Elisabeth Kübler-Ross est née en Suisse en 1926 et immigra aux Etats-Unis. Elle fit des études de médecine et se spécialisa en psychiatrie [Lamau, 2001]. Convaincue que la prise en charge d’un patient en fin de vie nécessite bien plus que des soins techniques, elle identifie et définit les aspects relationnels et psychologiques, spécifiques à cette période de l’existence. Dans son ouvrage, «On death and dying» [Kübler-Ross, 1969] («Les derniers instants de la vie» [Kübler-Ross, 1996]), elle distingue cinq phases ou étapes, traversées par les malades à qui on annonce un diagnostic grave : la dénégation, la colère, le marchandage, la dépression et l’acceptation.

Dans un premier temps, le patient refuse, par un processus de défense appelé «dénégation», l’annonce qui lui est faite. La maladie évoluant, il se rend compte de la situation délicate dans laquelle il se trouve, et réagit par un sentiment de «colère» («pourquoi moi ?») et d’agressivité

à l’égard de ceux qui l’entourent. Passée cette période, le patient entre dans un processus de «marchandage», au cours duquel réalité et espoir s’affrontent : c’est le moment où le patient, qui puise dans ses dernières forces, cherche à accomplir des choses qui lui tiennent à cœur. Puis, le patient, fatigué, en perte d’autonomie, douloureux, qui sent sa fin proche, traverse une phase de «dépression», qui implique pour ceux qui l’entourent calme et écoute. Le patient pourra alors atteindre une certaine «acceptation» de sa condition, et quitter ce monde avec sérénité. Si ce schéma est trop linéaire, il a un double mérite :

- il montre que le patient est mu de sentiments multiples, parfois contradictoires, et qu’une connaissance de ces sentiments permet à ceux qui les accompagnent de mieux apprivoiser leurs propres comportements et mécanismes de défense ; cette idée a été reprise et largement développée par M Ruszniewski [Ruszniewski, 2002].

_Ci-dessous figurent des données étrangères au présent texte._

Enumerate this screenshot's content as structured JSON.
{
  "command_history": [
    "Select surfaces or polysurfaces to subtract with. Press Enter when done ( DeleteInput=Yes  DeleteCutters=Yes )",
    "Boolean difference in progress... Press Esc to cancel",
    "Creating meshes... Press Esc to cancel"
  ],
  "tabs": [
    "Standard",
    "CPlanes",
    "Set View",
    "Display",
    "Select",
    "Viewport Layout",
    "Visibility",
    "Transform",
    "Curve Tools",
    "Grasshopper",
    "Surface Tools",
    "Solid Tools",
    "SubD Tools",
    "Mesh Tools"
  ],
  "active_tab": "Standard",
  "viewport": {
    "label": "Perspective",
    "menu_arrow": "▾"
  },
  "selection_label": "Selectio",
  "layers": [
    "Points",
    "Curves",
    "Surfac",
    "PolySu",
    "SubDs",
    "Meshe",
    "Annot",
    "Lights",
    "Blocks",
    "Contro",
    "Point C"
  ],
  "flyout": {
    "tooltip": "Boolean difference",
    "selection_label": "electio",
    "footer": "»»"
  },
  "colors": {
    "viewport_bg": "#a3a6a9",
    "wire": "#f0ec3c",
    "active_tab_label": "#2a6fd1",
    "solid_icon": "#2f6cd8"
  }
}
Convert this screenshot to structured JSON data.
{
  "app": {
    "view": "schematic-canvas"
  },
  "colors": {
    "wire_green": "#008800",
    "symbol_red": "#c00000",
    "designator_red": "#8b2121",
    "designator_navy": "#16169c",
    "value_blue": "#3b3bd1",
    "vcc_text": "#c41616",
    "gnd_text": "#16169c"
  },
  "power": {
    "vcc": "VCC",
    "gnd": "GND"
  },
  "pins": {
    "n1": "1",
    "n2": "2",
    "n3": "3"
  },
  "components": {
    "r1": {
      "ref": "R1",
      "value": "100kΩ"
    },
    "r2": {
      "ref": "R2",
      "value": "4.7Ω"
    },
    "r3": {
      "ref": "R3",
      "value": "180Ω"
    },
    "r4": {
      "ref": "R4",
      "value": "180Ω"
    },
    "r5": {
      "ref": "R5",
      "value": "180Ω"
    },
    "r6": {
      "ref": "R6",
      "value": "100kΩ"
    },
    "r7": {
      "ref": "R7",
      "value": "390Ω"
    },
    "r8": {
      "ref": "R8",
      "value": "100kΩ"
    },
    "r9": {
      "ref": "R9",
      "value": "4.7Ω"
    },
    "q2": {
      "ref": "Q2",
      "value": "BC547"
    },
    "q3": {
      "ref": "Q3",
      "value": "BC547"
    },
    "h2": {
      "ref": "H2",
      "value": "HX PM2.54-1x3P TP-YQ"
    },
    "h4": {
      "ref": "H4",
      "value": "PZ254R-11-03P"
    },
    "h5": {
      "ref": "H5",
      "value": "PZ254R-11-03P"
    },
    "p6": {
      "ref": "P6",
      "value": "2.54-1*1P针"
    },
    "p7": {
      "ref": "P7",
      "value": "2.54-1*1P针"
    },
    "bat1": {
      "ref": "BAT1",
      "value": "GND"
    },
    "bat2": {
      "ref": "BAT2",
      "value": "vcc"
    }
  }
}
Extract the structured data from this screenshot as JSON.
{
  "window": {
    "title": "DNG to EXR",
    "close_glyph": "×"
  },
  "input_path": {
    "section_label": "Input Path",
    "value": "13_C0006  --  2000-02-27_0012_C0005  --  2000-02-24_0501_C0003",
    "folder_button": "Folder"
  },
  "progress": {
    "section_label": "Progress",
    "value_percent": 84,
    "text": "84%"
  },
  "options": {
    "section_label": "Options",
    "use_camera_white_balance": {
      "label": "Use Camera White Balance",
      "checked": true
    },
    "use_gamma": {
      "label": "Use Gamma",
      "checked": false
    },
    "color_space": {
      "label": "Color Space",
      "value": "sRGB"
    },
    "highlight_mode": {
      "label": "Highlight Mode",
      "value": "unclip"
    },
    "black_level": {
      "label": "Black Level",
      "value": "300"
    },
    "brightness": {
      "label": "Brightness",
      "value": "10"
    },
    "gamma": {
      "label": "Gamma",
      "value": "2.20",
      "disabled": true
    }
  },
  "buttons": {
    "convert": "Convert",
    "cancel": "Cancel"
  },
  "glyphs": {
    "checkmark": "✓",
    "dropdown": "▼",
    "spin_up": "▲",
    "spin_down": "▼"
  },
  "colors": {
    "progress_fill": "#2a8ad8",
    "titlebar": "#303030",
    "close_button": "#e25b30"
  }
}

- il met en évidence que le patient n’est pas un objet passif, mais bien un sujet, qui pense, parle, espère, et qui nécessite d’autres formes de savoir et de compétence qu’une stricte technique médicale.

• Balfour Mount (la 1ère

Unité de Soins Palliatifs en milieu hospitalo-universitaire)

Après une formation au Saint Christopher’s Hospice sur la prise en charge de la fin de vie, Balfour Mount créée à Montréal la première Unité de Soins Palliatifs intra-hospitalière (Royal Victoria Hospital, 1975) [Lamau, 2001]. Reprenant à la fois les travaux de Saunders et de Kübler-Ross, il utilise des techniques médicales, para-médicales et relationnelles adaptées aux besoins des personnes en fin de vie. Pour se démarquer du mouvement en cours et dépasser la connotation péjorative associée au terme «hospices», il regroupe ces procédés sous l’expression, reprise en France, de «soins palliatifs».